Vijayaraghavan Nimal, Martin Jaye, Jayawickrama Waranga, Otome Ohide
Department of General Medicine, Rockingham General Hospital, Cooloongup, Western Australia, Australia
Department of General Medicine, Fiona Stanley Hospital, Murdoch, Western Australia, Australia.
BMJ Case Rep. 2023 Jan 11;16(1):e251406. doi: 10.1136/bcr-2022-251406.

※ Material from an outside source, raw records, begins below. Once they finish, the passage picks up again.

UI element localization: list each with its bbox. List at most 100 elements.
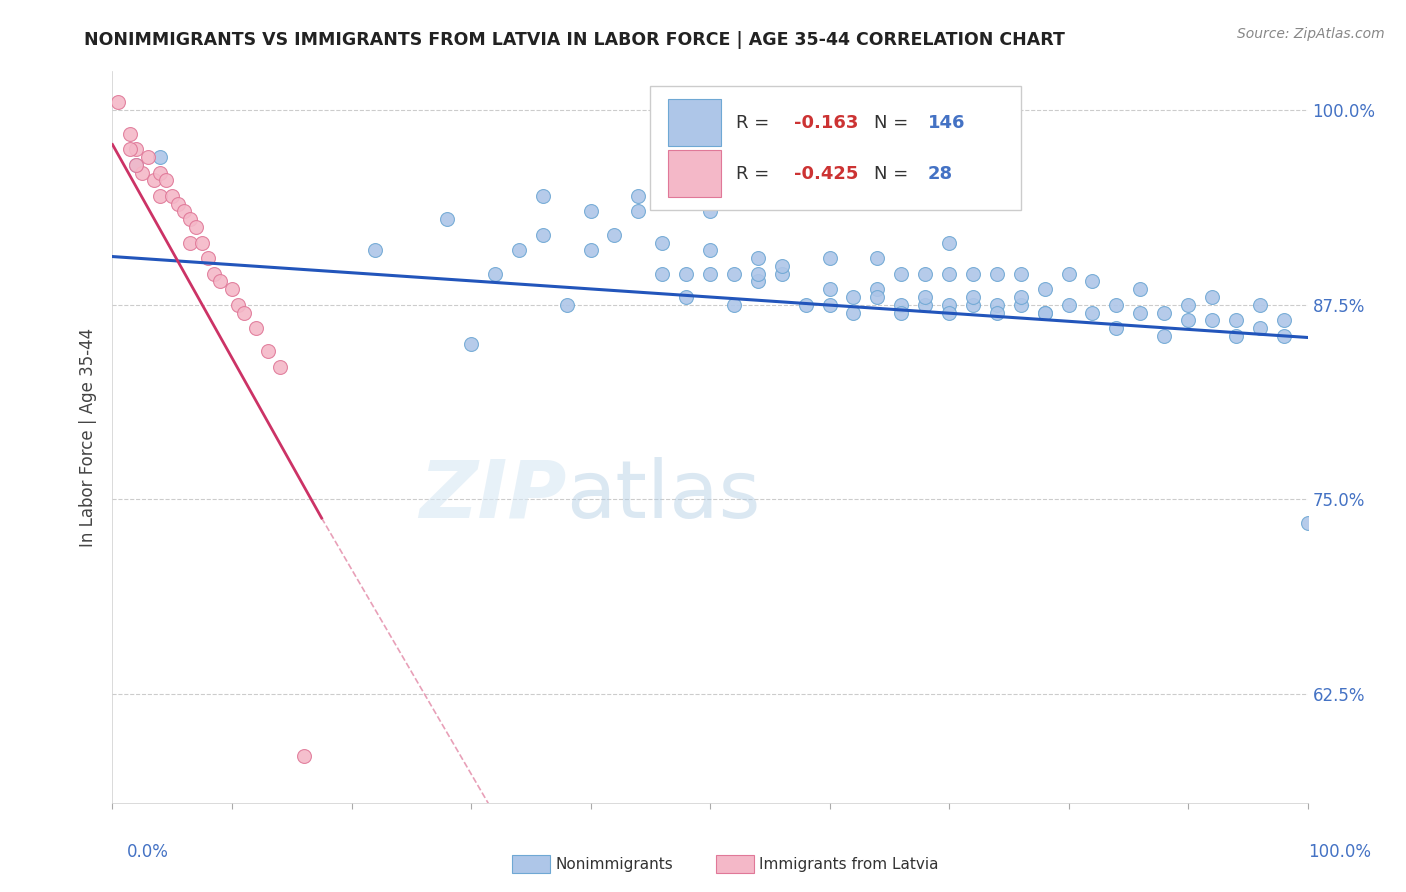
Point — [245, 321, 267, 335]
Text: 0.0%: 0.0% — [127, 843, 169, 861]
Point — [191, 235, 214, 250]
Point — [1249, 321, 1271, 335]
Point — [627, 189, 650, 203]
Text: N =: N = — [873, 113, 914, 131]
Point — [675, 267, 697, 281]
Point — [292, 749, 315, 764]
Point — [723, 298, 745, 312]
Point — [866, 282, 889, 296]
Point — [1272, 329, 1295, 343]
Point — [120, 127, 142, 141]
Point — [1033, 305, 1056, 319]
Point — [723, 267, 745, 281]
Point — [1201, 313, 1223, 327]
Point — [1057, 298, 1080, 312]
Point — [770, 259, 793, 273]
Point — [770, 267, 793, 281]
Point — [1010, 290, 1032, 304]
Text: ZIP: ZIP — [419, 457, 567, 534]
Text: -0.425: -0.425 — [794, 165, 858, 183]
Point — [1201, 290, 1223, 304]
Point — [1153, 329, 1175, 343]
Point — [699, 204, 721, 219]
Point — [531, 227, 554, 242]
Point — [1177, 313, 1199, 327]
Point — [842, 305, 865, 319]
Point — [1105, 298, 1128, 312]
Point — [579, 244, 602, 258]
Point — [197, 251, 219, 265]
Point — [1033, 305, 1056, 319]
Text: NONIMMIGRANTS VS IMMIGRANTS FROM LATVIA IN LABOR FORCE | AGE 35-44 CORRELATION C: NONIMMIGRANTS VS IMMIGRANTS FROM LATVIA … — [84, 31, 1066, 49]
Point — [1033, 282, 1056, 296]
Point — [1249, 298, 1271, 312]
Point — [143, 173, 166, 187]
Point — [986, 305, 1008, 319]
Text: 146: 146 — [928, 113, 965, 131]
Point — [699, 244, 721, 258]
Point — [226, 298, 249, 312]
Point — [866, 251, 889, 265]
Point — [364, 244, 387, 258]
Point — [818, 251, 841, 265]
Point — [1129, 282, 1152, 296]
Point — [627, 204, 650, 219]
Point — [651, 267, 673, 281]
Point — [436, 212, 458, 227]
Point — [125, 158, 148, 172]
Y-axis label: In Labor Force | Age 35-44: In Labor Force | Age 35-44 — [79, 327, 97, 547]
Point — [125, 158, 148, 172]
Point — [1296, 516, 1319, 530]
Point — [120, 142, 142, 156]
Point — [651, 235, 673, 250]
Point — [699, 267, 721, 281]
Point — [155, 173, 177, 187]
Point — [1081, 275, 1104, 289]
Point — [603, 227, 626, 242]
Point — [1225, 329, 1247, 343]
Point — [162, 189, 183, 203]
Point — [1153, 305, 1175, 319]
Text: -0.163: -0.163 — [794, 113, 858, 131]
Point — [125, 142, 148, 156]
Point — [173, 204, 195, 219]
Point — [179, 235, 201, 250]
Text: 100.0%: 100.0% — [1308, 843, 1371, 861]
Point — [962, 298, 984, 312]
Point — [1010, 267, 1032, 281]
Point — [866, 290, 889, 304]
Point — [1129, 305, 1152, 319]
Point — [914, 290, 936, 304]
Point — [794, 298, 817, 312]
Point — [747, 275, 769, 289]
Point — [233, 305, 256, 319]
Point — [1105, 321, 1128, 335]
Point — [1177, 298, 1199, 312]
Point — [1225, 313, 1247, 327]
FancyBboxPatch shape — [668, 151, 721, 197]
Point — [579, 204, 602, 219]
Point — [508, 244, 530, 258]
Point — [962, 267, 984, 281]
Point — [555, 298, 578, 312]
Text: N =: N = — [873, 165, 914, 183]
Point — [818, 282, 841, 296]
Point — [1010, 298, 1032, 312]
Point — [221, 282, 243, 296]
Point — [531, 189, 554, 203]
Point — [257, 344, 280, 359]
Point — [747, 251, 769, 265]
Point — [938, 298, 960, 312]
Text: Immigrants from Latvia: Immigrants from Latvia — [759, 857, 939, 871]
Text: atlas: atlas — [567, 457, 761, 534]
Point — [179, 212, 201, 227]
Point — [842, 290, 865, 304]
Point — [1272, 313, 1295, 327]
Point — [269, 359, 291, 374]
Point — [138, 150, 160, 164]
Point — [149, 189, 172, 203]
Point — [460, 336, 482, 351]
Text: R =: R = — [737, 113, 775, 131]
Point — [890, 305, 912, 319]
FancyBboxPatch shape — [651, 86, 1021, 211]
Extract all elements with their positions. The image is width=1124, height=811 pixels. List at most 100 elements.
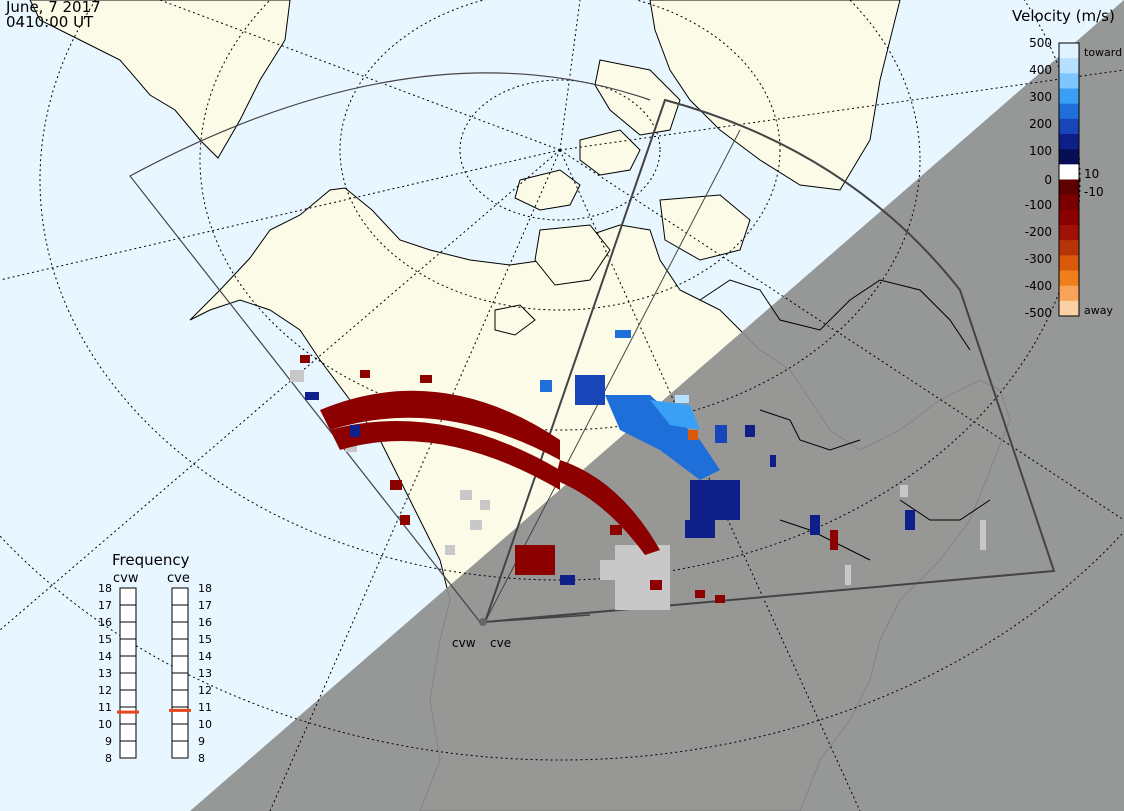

Two male patients aged above 70 years were investigated for chronic non-specific symptoms and evidence of significant systemic inflammation, but without classic 'cranial symptoms' of giant cell arteritis (GCA). Each patient had multiple non-diagnostic investigations, but finally extensive large-vessel vasculitis was revealed by whole body positron emission tomography/CT imaging. Both cases were confirmed to have GCA on temporal artery biopsy and responded well to initial high-dose prednisolone therapy. The patients successfully completed 12 months of steroid-sparing therapy with tocilizumab and achieved remission of their condition.
两名70岁以上男性患者因慢性非特异性症状和明显全身炎症证据接受调查,但无巨细胞动脉炎(GCA)的典型“颅脑症状”。每位患者都进行了多次非诊断性检查,但最终全身正电子发射断层扫描/CT成像显示为广泛性大血管血管炎。颞动脉活检证实两例均为GCA,且对初始高剂量泼尼松龙治疗反应良好。患者成功完成了为期12个月的托珠单抗激素节省治疗,并实现了病情缓解。